For me, I want what I want. Call is selfish, call it whatever... but if that is what you want, then you want it. Is that a need.... ? Dunno.. I have always broken things down to nice to haves and need to haves... perhaps that is better to understand what would be nice to have vs. what you need to have.. whatever works..


Lastly, and I can't emphasize this enough. One person said this to me about another issue of marriage... if you don't absolutely adore your partner before your marriage, and there are some issues that are unresolved. What will they look like in 25 years? They will likely be as wide as the Grand Canyon. Yes couples can work through problems, and very significant challenges. but if it is toe to toe about the things that are your needs, then you have much to consider. You will figure it out in the end. The trouble is getting there without driving yourself crazy... yes?


Vanny

BLUE ORCHID
02-07-2014, 09:20 PM
Hi Rookie, Nothing worse than staying in an unhappy relationship.

Barbara Maria
02-07-2014, 11:42 PM
The question is do you love her?If you do don't let her go,certainly not because of sex alone.What you describe is perfectly normal.Regardless of circumstances,you never keep up the heat of that first year or two.If it's not happening for you emotionally,that's one thing,but don't base it just on sex.

docrobbysherry
02-07-2014, 11:55 PM
Everyone's missing the point, Rookie. That you're simply too young and inexperienced to KNOW who and/or what u want! And, I believe that would be true even if u weren't a CD. That is certainly something u should get a handle on BEFORE you choose a long term SO.

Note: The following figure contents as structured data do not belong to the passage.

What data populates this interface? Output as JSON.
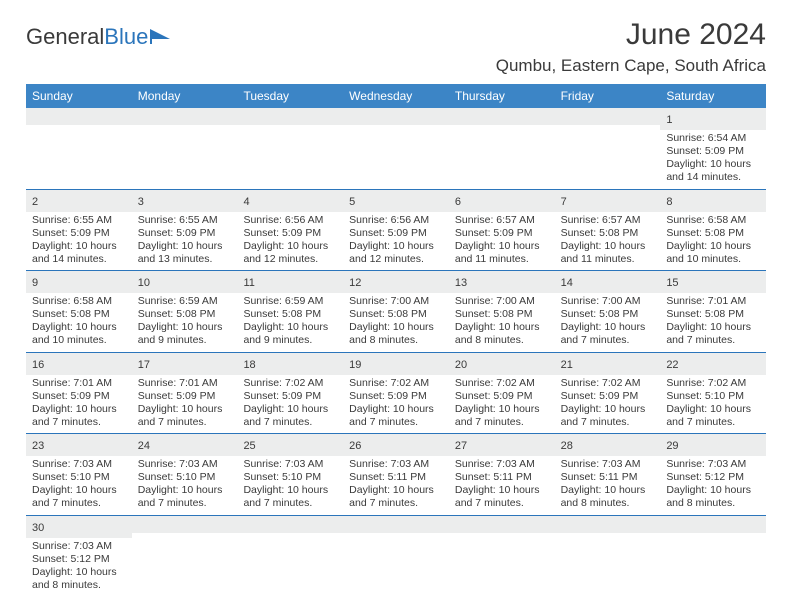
{
  "logo": {
    "text_general": "General",
    "text_blue": "Blue"
  },
  "header": {
    "month_title": "June 2024",
    "location": "Qumbu, Eastern Cape, South Africa"
  },
  "colors": {
    "header_bg": "#3c85c6",
    "header_text": "#ffffff",
    "divider": "#2b75bb",
    "daynum_bg": "#eceded",
    "text": "#3a3a3a",
    "page_bg": "#ffffff"
  },
  "weekdays": [
    "Sunday",
    "Monday",
    "Tuesday",
    "Wednesday",
    "Thursday",
    "Friday",
    "Saturday"
  ],
  "weeks": [
    [
      {
        "num": "",
        "sunrise": "",
        "sunset": "",
        "daylight": ""
      },
      {
        "num": "",
        "sunrise": "",
        "sunset": "",
        "daylight": ""
      },
      {
        "num": "",
        "sunrise": "",
        "sunset": "",
        "daylight": ""
      },
      {
        "num": "",
        "sunrise": "",
        "sunset": "",
        "daylight": ""
      },
      {
        "num": "",
        "sunrise": "",
        "sunset": "",
        "daylight": ""
      },
      {
        "num": "",
        "sunrise": "",
        "sunset": "",
        "daylight": ""
      },
      {
        "num": "1",
        "sunrise": "Sunrise: 6:54 AM",
        "sunset": "Sunset: 5:09 PM",
        "daylight": "Daylight: 10 hours and 14 minutes."
      }
    ],
    [
      {
        "num": "2",
        "sunrise": "Sunrise: 6:55 AM",
        "sunset": "Sunset: 5:09 PM",
        "daylight": "Daylight: 10 hours and 14 minutes."
      },
      {
        "num": "3",
        "sunrise": "Sunrise: 6:55 AM",
        "sunset": "Sunset: 5:09 PM",
        "daylight": "Daylight: 10 hours and 13 minutes."
      },
      {
        "num": "4",
        "sunrise": "Sunrise: 6:56 AM",
        "sunset": "Sunset: 5:09 PM",
        "daylight": "Daylight: 10 hours and 12 minutes."
      },
      {
        "num": "5",
        "sunrise": "Sunrise: 6:56 AM",
        "sunset": "Sunset: 5:09 PM",
        "daylight": "Daylight: 10 hours and 12 minutes."
      },
      {
        "num": "6",
        "sunrise": "Sunrise: 6:57 AM",
        "sunset": "Sunset: 5:09 PM",
        "daylight": "Daylight: 10 hours and 11 minutes."
      },
      {
        "num": "7",
        "sunrise": "Sunrise: 6:57 AM",
        "sunset": "Sunset: 5:08 PM",
        "daylight": "Daylight: 10 hours and 11 minutes."
      },
      {
        "num": "8",
        "sunrise": "Sunrise: 6:58 AM",
        "sunset": "Sunset: 5:08 PM",
        "daylight": "Daylight: 10 hours and 10 minutes."
      }
    ],
    [
      {
        "num": "9",
        "sunrise": "Sunrise: 6:58 AM",
        "sunset": "Sunset: 5:08 PM",
        "daylight": "Daylight: 10 hours and 10 minutes."
      },
      {
        "num": "10",
        "sunrise": "Sunrise: 6:59 AM",
        "sunset": "Sunset: 5:08 PM",
        "daylight": "Daylight: 10 hours and 9 minutes."
      },
      {
        "num": "11",
        "sunrise": "Sunrise: 6:59 AM",
        "sunset": "Sunset: 5:08 PM",
        "daylight": "Daylight: 10 hours and 9 minutes."
      },
      {
        "num": "12",
        "sunrise": "Sunrise: 7:00 AM",
        "sunset": "Sunset: 5:08 PM",
        "daylight": "Daylight: 10 hours and 8 minutes."
      },
      {
        "num": "13",
        "sunrise": "Sunrise: 7:00 AM",
        "sunset": "Sunset: 5:08 PM",
        "daylight": "Daylight: 10 hours and 8 minutes."
      },
      {
        "num": "14",
        "sunrise": "Sunrise: 7:00 AM",
        "sunset": "Sunset: 5:08 PM",
        "daylight": "Daylight: 10 hours and 7 minutes."
      },
      {
        "num": "15",
        "sunrise": "Sunrise: 7:01 AM",
        "sunset": "Sunset: 5:08 PM",
        "daylight": "Daylight: 10 hours and 7 minutes."
      }
    ],
    [
      {
        "num": "16",
        "sunrise": "Sunrise: 7:01 AM",
        "sunset": "Sunset: 5:09 PM",
        "daylight": "Daylight: 10 hours and 7 minutes."
      },
      {
        "num": "17",
        "sunrise": "Sunrise: 7:01 AM",
        "sunset": "Sunset: 5:09 PM",
        "daylight": "Daylight: 10 hours and 7 minutes."
      },
      {
        "num": "18",
        "sunrise": "Sunrise: 7:02 AM",
        "sunset": "Sunset: 5:09 PM",
        "daylight": "Daylight: 10 hours and 7 minutes."
      },
      {
        "num": "19",
        "sunrise": "Sunrise: 7:02 AM",
        "sunset": "Sunset: 5:09 PM",
        "daylight": "Daylight: 10 hours and 7 minutes."
      },
      {
        "num": "20",
        "sunrise": "Sunrise: 7:02 AM",
        "sunset": "Sunset: 5:09 PM",
        "daylight": "Daylight: 10 hours and 7 minutes."
      },
      {
        "num": "21",
        "sunrise": "Sunrise: 7:02 AM",
        "sunset": "Sunset: 5:09 PM",
        "daylight": "Daylight: 10 hours and 7 minutes."
      },
      {
        "num": "22",
        "sunrise": "Sunrise: 7:02 AM",
        "sunset": "Sunset: 5:10 PM",
        "daylight": "Daylight: 10 hours and 7 minutes."
      }
    ],
    [
      {
        "num": "23",
        "sunrise": "Sunrise: 7:03 AM",
        "sunset": "Sunset: 5:10 PM",
        "daylight": "Daylight: 10 hours and 7 minutes."
      },
      {
        "num": "24",
        "sunrise": "Sunrise: 7:03 AM",
        "sunset": "Sunset: 5:10 PM",
        "daylight": "Daylight: 10 hours and 7 minutes."
      },
      {
        "num": "25",
        "sunrise": "Sunrise: 7:03 AM",
        "sunset": "Sunset: 5:10 PM",
        "daylight": "Daylight: 10 hours and 7 minutes."
      },
      {
        "num": "26",
        "sunrise": "Sunrise: 7:03 AM",
        "sunset": "Sunset: 5:11 PM",
        "daylight": "Daylight: 10 hours and 7 minutes."
      },
      {
        "num": "27",
        "sunrise": "Sunrise: 7:03 AM",
        "sunset": "Sunset: 5:11 PM",
        "daylight": "Daylight: 10 hours and 7 minutes."
      },
      {
        "num": "28",
        "sunrise": "Sunrise: 7:03 AM",
        "sunset": "Sunset: 5:11 PM",
        "daylight": "Daylight: 10 hours and 8 minutes."
      },
      {
        "num": "29",
        "sunrise": "Sunrise: 7:03 AM",
        "sunset": "Sunset: 5:12 PM",
        "daylight": "Daylight: 10 hours and 8 minutes."
      }
    ],
    [
      {
        "num": "30",
        "sunrise": "Sunrise: 7:03 AM",
        "sunset": "Sunset: 5:12 PM",
        "daylight": "Daylight: 10 hours and 8 minutes."
      },
      {
        "num": "",
        "sunrise": "",
        "sunset": "",
        "daylight": ""
      },
      {
        "num": "",
        "sunrise": "",
        "sunset": "",
        "daylight": ""
      },
      {
        "num": "",
        "sunrise": "",
        "sunset": "",
        "daylight": ""
      },
      {
        "num": "",
        "sunrise": "",
        "sunset": "",
        "daylight": ""
      },
      {
        "num": "",
        "sunrise": "",
        "sunset": "",
        "daylight": ""
      },
      {
        "num": "",
        "sunrise": "",
        "sunset": "",
        "daylight": ""
      }
    ]
  ]
}
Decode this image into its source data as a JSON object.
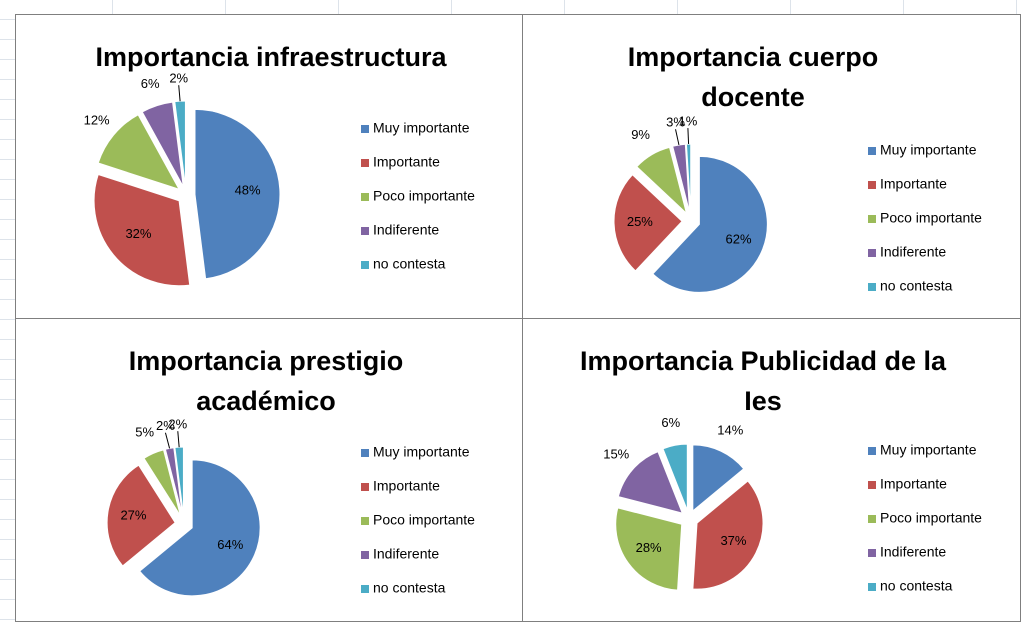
{
  "chart_data": [
    {
      "type": "pie",
      "title": "Importancia infraestructura",
      "categories": [
        "Muy importante",
        "Importante",
        "Poco importante",
        "Indiferente",
        "no contesta"
      ],
      "values": [
        48,
        32,
        12,
        6,
        2
      ],
      "value_labels": [
        "48%",
        "32%",
        "12%",
        "6%",
        "2%"
      ],
      "colors": [
        "#4f81bd",
        "#c0504d",
        "#9bbb59",
        "#8064a2",
        "#4bacc6"
      ],
      "legend": "right"
    },
    {
      "type": "pie",
      "title": "Importancia cuerpo docente",
      "categories": [
        "Muy importante",
        "Importante",
        "Poco importante",
        "Indiferente",
        "no contesta"
      ],
      "values": [
        62,
        25,
        9,
        3,
        1
      ],
      "value_labels": [
        "62%",
        "25%",
        "9%",
        "3%",
        "1%"
      ],
      "colors": [
        "#4f81bd",
        "#c0504d",
        "#9bbb59",
        "#8064a2",
        "#4bacc6"
      ],
      "legend": "right"
    },
    {
      "type": "pie",
      "title": "Importancia prestigio académico",
      "categories": [
        "Muy importante",
        "Importante",
        "Poco importante",
        "Indiferente",
        "no contesta"
      ],
      "values": [
        64,
        27,
        5,
        2,
        2
      ],
      "value_labels": [
        "64%",
        "27%",
        "5%",
        "2%",
        "2%"
      ],
      "colors": [
        "#4f81bd",
        "#c0504d",
        "#9bbb59",
        "#8064a2",
        "#4bacc6"
      ],
      "legend": "right"
    },
    {
      "type": "pie",
      "title": "Importancia Publicidad de la Ies",
      "categories": [
        "Muy importante",
        "Importante",
        "Poco importante",
        "Indiferente",
        "no contesta"
      ],
      "values": [
        14,
        37,
        28,
        15,
        6
      ],
      "value_labels": [
        "14%",
        "37%",
        "28%",
        "15%",
        "6%"
      ],
      "colors": [
        "#4f81bd",
        "#c0504d",
        "#9bbb59",
        "#8064a2",
        "#4bacc6"
      ],
      "legend": "right"
    }
  ]
}
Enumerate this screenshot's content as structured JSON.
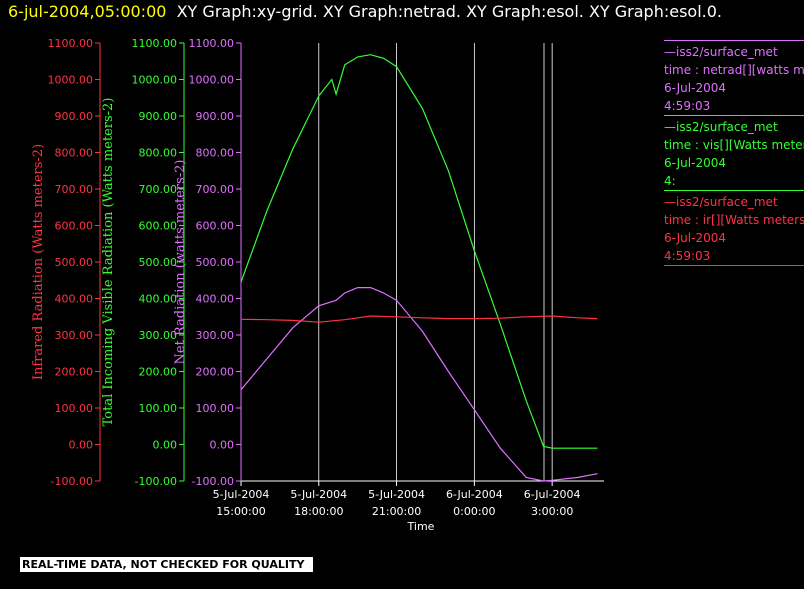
{
  "header": {
    "timestamp": "6-jul-2004,05:00:00",
    "graphs": "XY Graph:xy-grid.  XY Graph:netrad.  XY Graph:esol.  XY Graph:esol.0."
  },
  "footer": {
    "notice": "REAL-TIME DATA, NOT CHECKED FOR QUALITY"
  },
  "legend": [
    {
      "lines": [
        "—iss2/surface_met",
        "time : netrad[][watts meters-2]",
        "6-Jul-2004",
        "4:59:03"
      ],
      "color": "#e070ff"
    },
    {
      "lines": [
        "—iss2/surface_met",
        "time : vis[][Watts meters-2]",
        "6-Jul-2004",
        "4:"
      ],
      "color": "#33ff33"
    },
    {
      "lines": [
        "—iss2/surface_met",
        "time : ir[][Watts meters-2]",
        "6-Jul-2004",
        "4:59:03"
      ],
      "color": "#ff3344"
    }
  ],
  "chart_data": {
    "type": "line",
    "title": "",
    "xlabel": "Time",
    "x_ticks": [
      [
        "5-Jul-2004",
        "15:00:00"
      ],
      [
        "5-Jul-2004",
        "18:00:00"
      ],
      [
        "5-Jul-2004",
        "21:00:00"
      ],
      [
        "6-Jul-2004",
        "0:00:00"
      ],
      [
        "6-Jul-2004",
        "3:00:00"
      ]
    ],
    "xlim": [
      "2004-07-05 15:00",
      "2004-07-06 05:00"
    ],
    "grid": "vertical",
    "axes": [
      {
        "ylabel": "Infrared Radiation (Watts meters-2)",
        "color": "#ff3344",
        "ylim": [
          -100,
          1100
        ],
        "ticks": [
          "1100.00",
          "1000.00",
          "900.00",
          "800.00",
          "700.00",
          "600.00",
          "500.00",
          "400.00",
          "300.00",
          "200.00",
          "100.00",
          "0.00",
          "-100.00"
        ]
      },
      {
        "ylabel": "Total Incoming Visible Radiation (Watts meters-2)",
        "color": "#33ff33",
        "ylim": [
          -100,
          1100
        ],
        "ticks": [
          "1100.00",
          "1000.00",
          "900.00",
          "800.00",
          "700.00",
          "600.00",
          "500.00",
          "400.00",
          "300.00",
          "200.00",
          "100.00",
          "0.00",
          "-100.00"
        ]
      },
      {
        "ylabel": "Net Radiation (watts meters-2)",
        "color": "#e070ff",
        "ylim": [
          -100,
          1100
        ],
        "ticks": [
          "1100.00",
          "1000.00",
          "900.00",
          "800.00",
          "700.00",
          "600.00",
          "500.00",
          "400.00",
          "300.00",
          "200.00",
          "100.00",
          "0.00",
          "-100.00"
        ]
      }
    ],
    "series": [
      {
        "color": "#33ff33",
        "axis": 1,
        "x": [
          "2004-07-05 15:00",
          "2004-07-05 16:00",
          "2004-07-05 17:00",
          "2004-07-05 18:00",
          "2004-07-05 18:30",
          "2004-07-05 18:40",
          "2004-07-05 19:00",
          "2004-07-05 19:30",
          "2004-07-05 20:00",
          "2004-07-05 20:30",
          "2004-07-05 21:00",
          "2004-07-05 22:00",
          "2004-07-05 23:00",
          "2004-07-06 00:00",
          "2004-07-06 01:00",
          "2004-07-06 02:00",
          "2004-07-06 02:40",
          "2004-07-06 03:00",
          "2004-07-06 04:00",
          "2004-07-06 04:45"
        ],
        "y": [
          445,
          640,
          810,
          955,
          1000,
          960,
          1040,
          1062,
          1068,
          1058,
          1035,
          920,
          750,
          530,
          330,
          120,
          -5,
          -10,
          -10,
          -10
        ]
      },
      {
        "color": "#e070ff",
        "axis": 2,
        "x": [
          "2004-07-05 15:00",
          "2004-07-05 16:00",
          "2004-07-05 17:00",
          "2004-07-05 18:00",
          "2004-07-05 18:40",
          "2004-07-05 19:00",
          "2004-07-05 19:30",
          "2004-07-05 20:00",
          "2004-07-05 20:30",
          "2004-07-05 21:00",
          "2004-07-05 22:00",
          "2004-07-05 23:00",
          "2004-07-06 00:00",
          "2004-07-06 01:00",
          "2004-07-06 02:00",
          "2004-07-06 02:40",
          "2004-07-06 03:00",
          "2004-07-06 04:00",
          "2004-07-06 04:45"
        ],
        "y": [
          150,
          235,
          320,
          380,
          395,
          415,
          430,
          430,
          415,
          395,
          310,
          200,
          95,
          -10,
          -90,
          -100,
          -98,
          -90,
          -80
        ]
      },
      {
        "color": "#ff3344",
        "axis": 0,
        "x": [
          "2004-07-05 15:00",
          "2004-07-05 16:00",
          "2004-07-05 17:00",
          "2004-07-05 18:00",
          "2004-07-05 19:00",
          "2004-07-05 20:00",
          "2004-07-05 21:00",
          "2004-07-05 22:00",
          "2004-07-05 23:00",
          "2004-07-06 00:00",
          "2004-07-06 01:00",
          "2004-07-06 02:00",
          "2004-07-06 03:00",
          "2004-07-06 04:00",
          "2004-07-06 04:45"
        ],
        "y": [
          343,
          342,
          340,
          335,
          342,
          352,
          350,
          347,
          345,
          345,
          346,
          350,
          352,
          347,
          345
        ]
      }
    ]
  }
}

I've had my share of women in my 70 years. I didn't marry until I was into my 40's. And, if the sex is not happening in your 20's? U either have some issues or she definitely is NOT "the one"! Or, both. U worry me when u said u can't service yourself? How about when you're dressed? That doesn't sound "normal" to me.

rookiemistake
02-08-2014, 01:58 AM
Sorry, I wasn't clear in my explanation. I have ZERO trouble servicing myself when I'm dressed. Don't need to worry about that.

I think you're right about not knowing Who/What I want. I'm just a little impatient, and I have a great thing going with my GF. I feel lots of emotions toward her ranging from love to frustration, but lust isn't one I have had for a while.

Tracii G
02-08-2014, 02:15 AM
The sexual aspect wanes after a time but to force her to partake in your sexual fetishes if she isn't in to them isn't a good thing.
You said you don't live together so maybe breaking up won't be all that hard for either of you.
DADT isn't being supportive IMO and I couldn't live in a relationship like that.
Flip the tables how would you feel if she was the one with the "hobby" and you didn't like it?
Myself I would rather be able to roam free and do what I wish.